Hungarian National Philharmonic/Zoltan Koscis Zoltan Koscis was already one of the greatest pianists who ever lived, and he was probably the greatest Bartok pianist since Bartok himself (apologies to Gyorgy Sandor). But once he picked up the baton, he became, almost beyond question, the single greatest Bartok performer. If Ivan Fischer made his music through electricity and vitality, Koscis makes his mark here through color and atmosphere. Of all the many great recordings of Bartok’s Concerto for Orchestra, there has never been a more atmospheric, more colorful, more nostalgic recording with more pungent dance rhythms of the Concerto Zenekarra than this. I doubt any performance has ever captured the essential ‘Hungarian-ness’ of this work better.
Concertgebouw Orchestra/Paavo Jarvi It’s just a YouTube capture, a bad sounding live recording of a conductor of our day (admittedly a great and still underrated one) who seems otherwise to have no especial connection to Bartok. And yet, just listen – the dark atmosphere, the violence, the humor, the dance rhythms, they’re all there, brought out and pointed up in ways that put more famous Bartokians to shame. It may just be a radio broadcast, but this is, quite simply, the best performance I’ve ever heard of this all too familiar masterwork.

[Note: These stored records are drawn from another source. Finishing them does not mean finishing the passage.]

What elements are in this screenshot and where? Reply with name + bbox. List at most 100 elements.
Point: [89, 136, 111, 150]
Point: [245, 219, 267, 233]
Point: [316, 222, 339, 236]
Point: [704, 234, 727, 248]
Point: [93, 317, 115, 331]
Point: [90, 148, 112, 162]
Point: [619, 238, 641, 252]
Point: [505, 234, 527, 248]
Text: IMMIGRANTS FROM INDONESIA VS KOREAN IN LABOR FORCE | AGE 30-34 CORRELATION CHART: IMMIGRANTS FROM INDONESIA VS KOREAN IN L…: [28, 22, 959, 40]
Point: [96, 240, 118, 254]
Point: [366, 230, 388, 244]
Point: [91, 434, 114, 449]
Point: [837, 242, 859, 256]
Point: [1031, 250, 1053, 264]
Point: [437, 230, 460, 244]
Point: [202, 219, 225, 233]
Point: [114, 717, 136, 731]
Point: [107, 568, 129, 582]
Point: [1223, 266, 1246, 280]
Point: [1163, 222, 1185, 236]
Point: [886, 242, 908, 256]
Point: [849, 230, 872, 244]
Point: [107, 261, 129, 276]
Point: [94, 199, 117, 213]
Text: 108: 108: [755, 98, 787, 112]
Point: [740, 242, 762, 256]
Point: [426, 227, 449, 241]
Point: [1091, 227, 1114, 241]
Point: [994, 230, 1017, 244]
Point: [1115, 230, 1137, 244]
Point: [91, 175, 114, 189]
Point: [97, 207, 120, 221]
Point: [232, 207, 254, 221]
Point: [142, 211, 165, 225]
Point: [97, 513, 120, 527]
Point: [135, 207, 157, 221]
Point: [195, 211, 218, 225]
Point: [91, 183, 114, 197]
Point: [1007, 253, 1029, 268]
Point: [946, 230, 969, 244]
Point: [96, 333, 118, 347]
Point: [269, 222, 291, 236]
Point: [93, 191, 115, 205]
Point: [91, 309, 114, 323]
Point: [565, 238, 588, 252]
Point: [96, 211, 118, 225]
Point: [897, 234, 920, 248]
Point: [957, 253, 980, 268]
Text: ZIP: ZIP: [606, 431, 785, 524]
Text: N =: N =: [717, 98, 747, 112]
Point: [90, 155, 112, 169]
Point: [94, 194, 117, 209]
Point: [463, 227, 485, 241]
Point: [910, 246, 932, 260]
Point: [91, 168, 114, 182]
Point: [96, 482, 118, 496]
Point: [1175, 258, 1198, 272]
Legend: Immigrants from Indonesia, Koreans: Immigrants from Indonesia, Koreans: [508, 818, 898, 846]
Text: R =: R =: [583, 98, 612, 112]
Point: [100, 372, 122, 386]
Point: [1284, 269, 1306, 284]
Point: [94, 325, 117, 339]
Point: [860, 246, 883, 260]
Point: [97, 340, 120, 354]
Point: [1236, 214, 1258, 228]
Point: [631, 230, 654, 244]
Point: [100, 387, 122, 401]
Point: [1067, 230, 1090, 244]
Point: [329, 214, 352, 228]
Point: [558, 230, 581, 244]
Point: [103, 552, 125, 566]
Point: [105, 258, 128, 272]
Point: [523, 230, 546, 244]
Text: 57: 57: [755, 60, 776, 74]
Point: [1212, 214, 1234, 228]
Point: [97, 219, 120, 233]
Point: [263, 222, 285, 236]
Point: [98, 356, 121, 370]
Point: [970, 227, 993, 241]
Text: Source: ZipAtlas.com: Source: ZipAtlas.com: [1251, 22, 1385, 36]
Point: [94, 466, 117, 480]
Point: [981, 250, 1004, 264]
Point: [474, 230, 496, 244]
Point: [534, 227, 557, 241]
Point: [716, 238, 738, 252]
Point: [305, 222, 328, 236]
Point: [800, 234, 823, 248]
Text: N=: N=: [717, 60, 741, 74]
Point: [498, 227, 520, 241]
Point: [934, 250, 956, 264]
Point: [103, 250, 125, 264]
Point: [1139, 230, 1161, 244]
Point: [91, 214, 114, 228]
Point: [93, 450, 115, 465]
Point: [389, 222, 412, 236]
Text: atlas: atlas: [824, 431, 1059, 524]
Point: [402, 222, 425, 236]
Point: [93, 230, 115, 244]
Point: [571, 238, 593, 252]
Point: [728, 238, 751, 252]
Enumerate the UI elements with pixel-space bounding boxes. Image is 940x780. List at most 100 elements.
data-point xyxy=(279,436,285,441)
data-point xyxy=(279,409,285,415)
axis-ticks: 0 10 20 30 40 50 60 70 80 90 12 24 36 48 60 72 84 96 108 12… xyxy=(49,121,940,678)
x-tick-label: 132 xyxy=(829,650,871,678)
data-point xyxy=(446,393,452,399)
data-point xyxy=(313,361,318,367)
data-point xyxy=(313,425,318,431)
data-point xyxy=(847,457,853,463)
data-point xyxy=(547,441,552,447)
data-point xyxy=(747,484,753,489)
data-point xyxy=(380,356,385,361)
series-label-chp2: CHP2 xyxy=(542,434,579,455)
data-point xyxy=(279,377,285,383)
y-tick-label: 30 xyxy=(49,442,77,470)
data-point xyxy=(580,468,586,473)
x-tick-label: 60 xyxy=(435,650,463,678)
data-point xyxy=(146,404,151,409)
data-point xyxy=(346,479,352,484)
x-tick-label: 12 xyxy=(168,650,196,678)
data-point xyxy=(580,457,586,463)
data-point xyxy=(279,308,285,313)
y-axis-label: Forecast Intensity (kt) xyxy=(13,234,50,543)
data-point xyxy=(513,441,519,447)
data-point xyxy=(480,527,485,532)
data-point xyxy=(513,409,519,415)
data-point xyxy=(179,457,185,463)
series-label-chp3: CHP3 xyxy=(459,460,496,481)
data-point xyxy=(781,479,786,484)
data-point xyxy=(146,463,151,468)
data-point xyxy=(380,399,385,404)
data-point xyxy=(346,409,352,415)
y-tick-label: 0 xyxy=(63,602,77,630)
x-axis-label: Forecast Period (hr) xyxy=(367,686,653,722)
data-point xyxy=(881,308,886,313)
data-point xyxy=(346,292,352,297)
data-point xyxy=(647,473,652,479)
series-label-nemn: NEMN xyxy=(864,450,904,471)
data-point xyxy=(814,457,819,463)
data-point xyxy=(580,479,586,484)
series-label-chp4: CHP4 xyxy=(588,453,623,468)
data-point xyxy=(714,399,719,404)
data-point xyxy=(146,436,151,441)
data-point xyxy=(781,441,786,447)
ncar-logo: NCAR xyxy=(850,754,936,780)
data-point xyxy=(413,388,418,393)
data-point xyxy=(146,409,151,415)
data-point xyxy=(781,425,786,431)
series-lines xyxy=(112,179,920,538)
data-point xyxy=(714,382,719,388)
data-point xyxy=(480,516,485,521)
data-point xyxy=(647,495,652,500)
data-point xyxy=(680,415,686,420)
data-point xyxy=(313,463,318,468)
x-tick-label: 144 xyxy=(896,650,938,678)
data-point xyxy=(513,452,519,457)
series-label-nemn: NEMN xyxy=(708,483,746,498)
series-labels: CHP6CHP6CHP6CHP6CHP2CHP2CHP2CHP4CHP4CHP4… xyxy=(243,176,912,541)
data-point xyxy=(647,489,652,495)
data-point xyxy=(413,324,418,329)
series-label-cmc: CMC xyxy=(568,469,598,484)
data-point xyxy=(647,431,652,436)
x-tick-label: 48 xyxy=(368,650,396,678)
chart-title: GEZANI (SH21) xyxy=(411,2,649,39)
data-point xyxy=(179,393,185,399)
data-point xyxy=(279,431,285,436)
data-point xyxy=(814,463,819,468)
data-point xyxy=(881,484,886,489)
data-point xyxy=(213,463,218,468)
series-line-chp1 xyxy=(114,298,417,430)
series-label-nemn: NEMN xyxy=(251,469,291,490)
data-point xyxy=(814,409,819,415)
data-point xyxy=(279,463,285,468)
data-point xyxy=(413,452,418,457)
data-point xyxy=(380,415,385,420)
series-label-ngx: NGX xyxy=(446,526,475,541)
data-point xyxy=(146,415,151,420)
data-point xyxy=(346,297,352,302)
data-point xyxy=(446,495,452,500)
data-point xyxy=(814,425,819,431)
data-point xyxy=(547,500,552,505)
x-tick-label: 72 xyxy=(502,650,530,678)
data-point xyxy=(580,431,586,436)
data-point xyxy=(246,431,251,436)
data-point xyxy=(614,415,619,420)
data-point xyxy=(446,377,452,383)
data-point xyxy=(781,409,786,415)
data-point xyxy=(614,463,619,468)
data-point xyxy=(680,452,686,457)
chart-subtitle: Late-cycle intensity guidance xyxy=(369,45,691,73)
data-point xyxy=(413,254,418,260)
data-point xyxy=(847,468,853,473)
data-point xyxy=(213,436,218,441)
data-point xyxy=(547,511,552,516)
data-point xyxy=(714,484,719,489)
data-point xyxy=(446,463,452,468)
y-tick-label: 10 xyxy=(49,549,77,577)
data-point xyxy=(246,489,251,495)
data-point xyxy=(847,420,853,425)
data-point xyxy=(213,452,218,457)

Philadelphia Orchestra/Christoph Eschenbach Another recording of relatively recent vintage that blows older more famous recordings out of the water. The all-important central movement (third) has never ever been done better than here, full of the atmosphere and terrors of night. Eschenbach, forever ripped apart by critics for his unorthodox interpretations, shows a manner of playing this piece that sounds both spontaneous and unimposed.
Chicago Symphony/Fritz Reiner You simply can’t leave this recording off the list. It’s just too iconic, too wrapped in legend, too well-played, too well-recorded, too awe-inspiring. It won’t tell you quite the whole story; next to recordings of fifty years later it gets so little of the Hungarian atmosphere, but the seat-of-the-pants virtuosity of the story it tells is electrifying.